The point is Luke and I are at our best in the wee hours while Mommy is not; thus it was curious and quite funny, at least to me, when I heard mutual fussing on a recent morning as Mommy and Boy interacted -- and funnier still as said interaction came to fruition of a sort!
From my position in the brightly-lit bathroom, where I was brushing my teeth, I heard the following coming from the dimly-lit dining area where our table doubles as a changing station:
"No, honey... You have to wake up. Come on, let's start -- No, stop it. Stop!"

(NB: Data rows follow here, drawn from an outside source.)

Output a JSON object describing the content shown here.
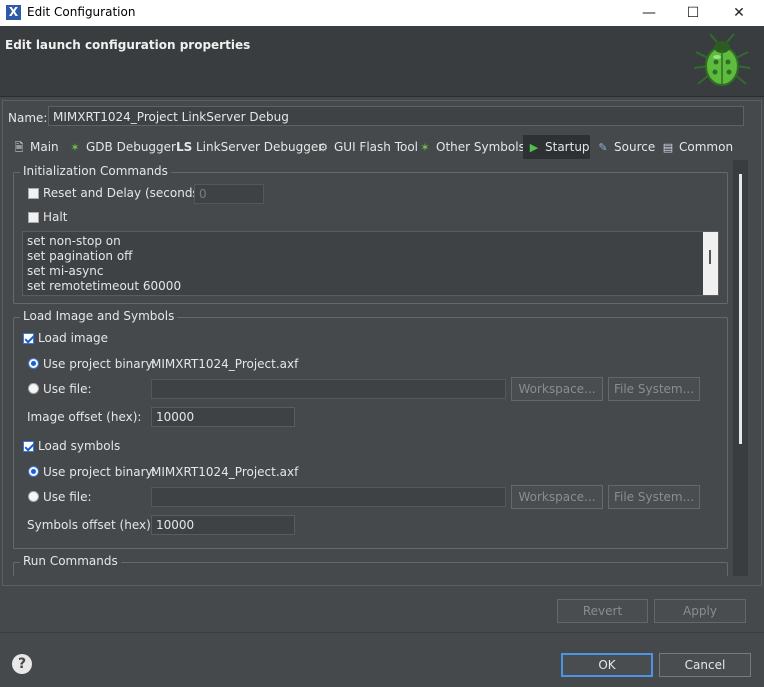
{
  "window": {
    "title": "Edit Configuration",
    "app_icon_glyph": "X",
    "minimize_glyph": "—",
    "maximize_glyph": "☐",
    "close_glyph": "✕"
  },
  "header": {
    "title": "Edit launch configuration properties",
    "icon": "bug-icon"
  },
  "name_row": {
    "label": "Name:",
    "value": "MIMXRT1024_Project LinkServer Debug"
  },
  "tabs": [
    {
      "label": "Main",
      "icon": "document-icon",
      "glyph": "🗎"
    },
    {
      "label": "GDB Debugger",
      "icon": "bug-small-icon",
      "glyph": "✶"
    },
    {
      "label": "LinkServer Debugger",
      "icon": "ls-icon",
      "glyph": "LS"
    },
    {
      "label": "GUI Flash Tool",
      "icon": "chip-icon",
      "glyph": "⚙"
    },
    {
      "label": "Other Symbols",
      "icon": "bug-small-icon",
      "glyph": "✶"
    },
    {
      "label": "Startup",
      "icon": "play-icon",
      "glyph": "▶",
      "active": true
    },
    {
      "label": "Source",
      "icon": "source-icon",
      "glyph": "✎"
    },
    {
      "label": "Common",
      "icon": "common-icon",
      "glyph": "▤"
    }
  ],
  "init": {
    "group_label": "Initialization Commands",
    "reset_label": "Reset and Delay (seconds):",
    "reset_checked": false,
    "reset_value": "0",
    "halt_label": "Halt",
    "halt_checked": false,
    "commands": [
      "set non-stop on",
      "set pagination off",
      "set mi-async",
      "set remotetimeout 60000"
    ]
  },
  "load": {
    "group_label": "Load Image and Symbols",
    "load_image_label": "Load image",
    "load_image_checked": true,
    "image_use_project_label": "Use project binary:",
    "image_project_binary": "MIMXRT1024_Project.axf",
    "image_use_file_label": "Use file:",
    "image_file_value": "",
    "workspace_label": "Workspace...",
    "filesystem_label": "File System...",
    "image_offset_label": "Image offset (hex):",
    "image_offset_value": "10000",
    "load_symbols_label": "Load symbols",
    "load_symbols_checked": true,
    "symbols_use_project_label": "Use project binary:",
    "symbols_project_binary": "MIMXRT1024_Project.axf",
    "symbols_use_file_label": "Use file:",
    "symbols_file_value": "",
    "symbols_offset_label": "Symbols offset (hex):",
    "symbols_offset_value": "10000"
  },
  "run": {
    "group_label": "Run Commands"
  },
  "buttons": {
    "revert": "Revert",
    "apply": "Apply",
    "ok": "OK",
    "cancel": "Cancel",
    "help_glyph": "?"
  },
  "colors": {
    "background": "#46494b",
    "header": "#3a3d3f",
    "accent": "#4d93e6",
    "active_tab": "#2e3133"
  }
}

"Mmmmgh... E-e-eh... MMMMM-n-n-ngh! Ngheh!"
"No, n-- Quit it! Stop fighting! You have to wake up now!"
"NNNNgeh! A-huh-huh-huuu-u-uhhh..."
"Stop fighting! You can't go back to sleep! We have to get ready to go! STOP!"
"NGEH! E-E-EEEhhh! Mgh-WEH!" *FLUMP*
Just as I was finishing up and exiting the bathroom I heard Mommy begin to laugh helplessly. You see, Luke's efforts to go back to sleep resulted in this interesting scene:
It is, most certainly, to laugh!
1 comment:
Many a time have I seen that position.. It's always cute. My absolute favorite is the passed out in the highchair position. It's even better when there is food involved. Do you have any of those to share?